Yang Siu Chong, Yu’s father, then was a postage stamp dealer and collector who found this fad at a young age of 15. Mr. Chong turned his hobby into a living, and established a small shop in Manila in 1937 but it was burned down during the Battle of Manilla in 1945.
However, this tragedy did not end Mr. Chong’s genuine love for stamps, thus he later refurbished and reopened the business. Now, the shop he established known as Manila Stamp is being managed by one of his sons, Yu, who pushed his way through accumulating and selling stamps. And now, Yu is able to make a generous living with this inheritance.
Before he focused on the stamp and old currency business, Yu worked in a textile factory in Valenzuela for twenty years.
On Collecting Postage Stamps and Old Currencies
Inside a three-bedroom lodge apartment in San Miguel Manila, Yu lives with his wife and his collection piled inside square plastic containers that are placed on top of each other. Yu's main interest are on postage stamps, but after knowing that paper money and coins are in demand, he began collecting and selling them, too.
He has bundles of local and international old paper money and commemorative coins. He even has antiquated comics and rail cards.
“’Pag nabenta, pera. Kapag kuwan, parang basura,” Yu said, chuckling himself.
Claiming his expertise on stamps, he never found himself dealing with paper money and coins until he discovered it in an exhibit he once attended.
“Sumasali ako sa mga exhibit tapos nakikita ko, ‘ba, mabili ang paper money at coins ah.’ Nag-umpisa na ako. Nagcollect…namimili na rin ako. Dati mayroon akong pwesto sa Greenhills. Every year sumasali ako doon.
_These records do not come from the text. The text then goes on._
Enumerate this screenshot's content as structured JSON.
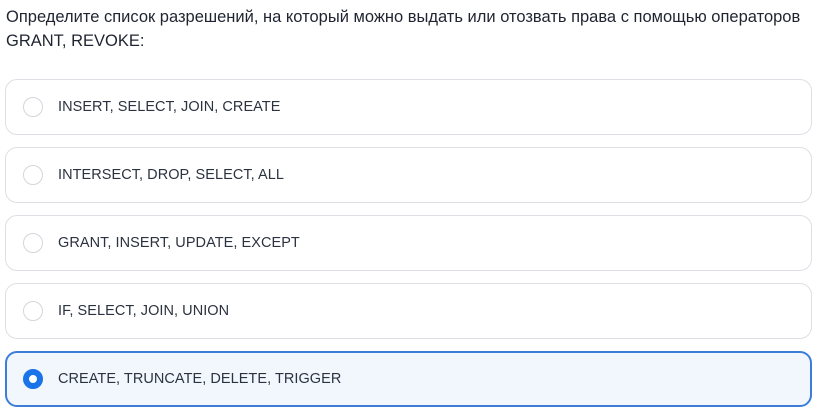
{
  "question": {
    "text": "Определите список разрешений, на который можно выдать или отозвать права с помощью операторов GRANT, REVOKE:"
  },
  "options": [
    {
      "label": "INSERT, SELECT, JOIN, CREATE",
      "selected": false
    },
    {
      "label": "INTERSECT, DROP, SELECT, ALL",
      "selected": false
    },
    {
      "label": "GRANT, INSERT, UPDATE, EXCEPT",
      "selected": false
    },
    {
      "label": "IF, SELECT, JOIN, UNION",
      "selected": false
    },
    {
      "label": "CREATE, TRUNCATE, DELETE, TRIGGER",
      "selected": true
    }
  ],
  "colors": {
    "accent": "#1a73e8",
    "selected_border": "#3b7dd8",
    "selected_background": "#f2f7fd",
    "option_border": "#dcdfe4"
  }
}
Mayroon silang, ‘yong parang antique show.”
His love for his collection is evident through his eyes and his chat filled with so much passion about it. And just when we tought the container boxes in his home were already held lot to browse into, he also toured us around their stock room and said “Ito, isang bodega punung-puno kaya lang magulo. Makikita mo, kalat-kalat lang oh, nakakahiya. Wala akong time mag-ayos eh.” With this, we respected not to take photos of his home’s interiors.
The Joys and Values of Collecting
“Masaya ka kapag nagcocollect ka. Mabibili mo nang mura, mabebenta mo nang mahal. May jackpot pa minsan. Kapag mga rare kagaya nito (coin dated) 1906, ang halaga kalahating milyon.”
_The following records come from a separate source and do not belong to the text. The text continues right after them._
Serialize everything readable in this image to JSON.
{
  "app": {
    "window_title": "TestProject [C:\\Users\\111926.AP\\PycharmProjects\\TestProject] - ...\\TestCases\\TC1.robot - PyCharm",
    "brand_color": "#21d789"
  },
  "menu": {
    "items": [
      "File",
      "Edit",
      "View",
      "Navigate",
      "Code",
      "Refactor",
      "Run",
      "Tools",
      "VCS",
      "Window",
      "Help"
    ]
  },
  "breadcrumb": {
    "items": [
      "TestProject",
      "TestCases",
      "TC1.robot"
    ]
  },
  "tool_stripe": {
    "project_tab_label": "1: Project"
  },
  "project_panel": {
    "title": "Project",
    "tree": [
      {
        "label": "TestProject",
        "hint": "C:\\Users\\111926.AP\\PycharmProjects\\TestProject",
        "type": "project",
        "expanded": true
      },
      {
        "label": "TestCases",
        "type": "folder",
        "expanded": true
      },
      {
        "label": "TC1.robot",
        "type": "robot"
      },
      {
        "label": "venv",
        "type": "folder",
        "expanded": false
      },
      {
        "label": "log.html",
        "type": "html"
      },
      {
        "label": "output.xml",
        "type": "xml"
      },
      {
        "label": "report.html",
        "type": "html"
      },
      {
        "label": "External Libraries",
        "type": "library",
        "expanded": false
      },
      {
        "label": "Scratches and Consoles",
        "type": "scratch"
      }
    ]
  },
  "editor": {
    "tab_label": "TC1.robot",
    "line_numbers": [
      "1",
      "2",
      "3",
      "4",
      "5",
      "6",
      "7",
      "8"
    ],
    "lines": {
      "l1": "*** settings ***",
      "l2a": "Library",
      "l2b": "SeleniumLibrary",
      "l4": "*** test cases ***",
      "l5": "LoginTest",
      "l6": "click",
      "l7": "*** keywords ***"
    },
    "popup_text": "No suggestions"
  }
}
It could be just a memorabilia made of specialized paper or a souvenir from your grandparent’s exchange of old love letters, but for many like Yu, stamps are of big significance. The more it gets old, the more it gets valuable. He relies on thousands of pages world currencies and stamp catalogues as his own guide to the value and familiarization of his collection.
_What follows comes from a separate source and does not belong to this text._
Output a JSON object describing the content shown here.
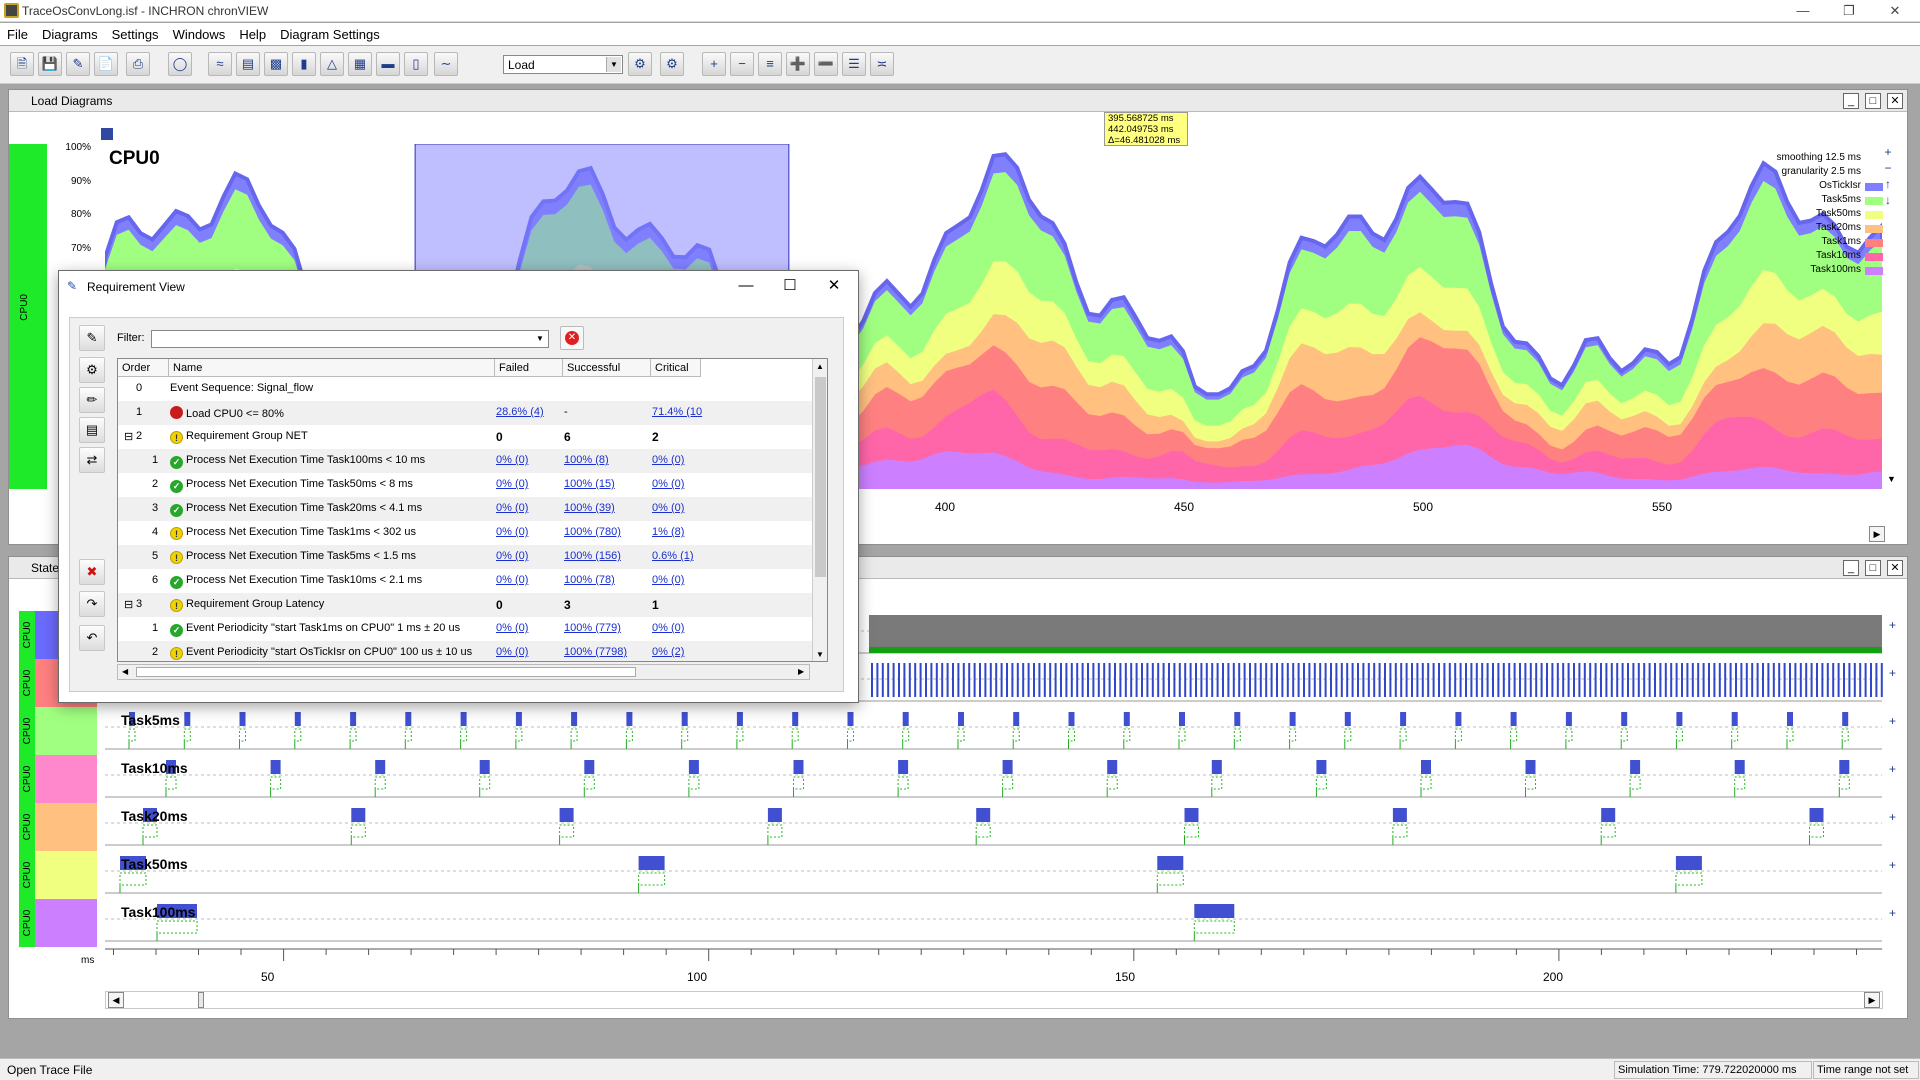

“Kung sa coins, iyong mas luma ang mas mahal. Pero sa paper money kailangan maganda, malulutong.”
“Noong marami na, siyempre sobra-sobra minsan nabibili mo, kikita ka, bibilhin mo na. Gaya nitong fifty pesos, nabili ko lang mga sixty, mabebenta ko ng one-fifty, malaking bagay.”
Even when he travels abroad, Yu brings his collection with him and sells it to other collectors. These ‘old’ pieces of paper are actually of monetary value. “May nabenta ako noon, fifty thousand. Noong isang araw nabenta ko…twenty five thousand binayad sa akin, isang stamp lang ‘yon.”
The stamp collector is turning 78 next year. He encourages younger ones to engage in collecting, and puts it into an investment perspective he quoted, “Maski hindi ka collector nagiging collector ka kapag naengganyo ka. Sayang yung pera ilagay mo sa bangko, hindi tutubo nang malaki. Dito masaya ka na, kumikita ka pa. Hindi lugi.”
There’s a great sense of fulfillment in collecting, and for one like Yu, it’s that certain gratification in developing the hobby is one thing that money can’t buy.
Collecting never gets old. Whether you’re in it for the nostalgia for things or simply a way of using material things to commemorate our milestones, and when taken very seriously, collecting can actually repay you.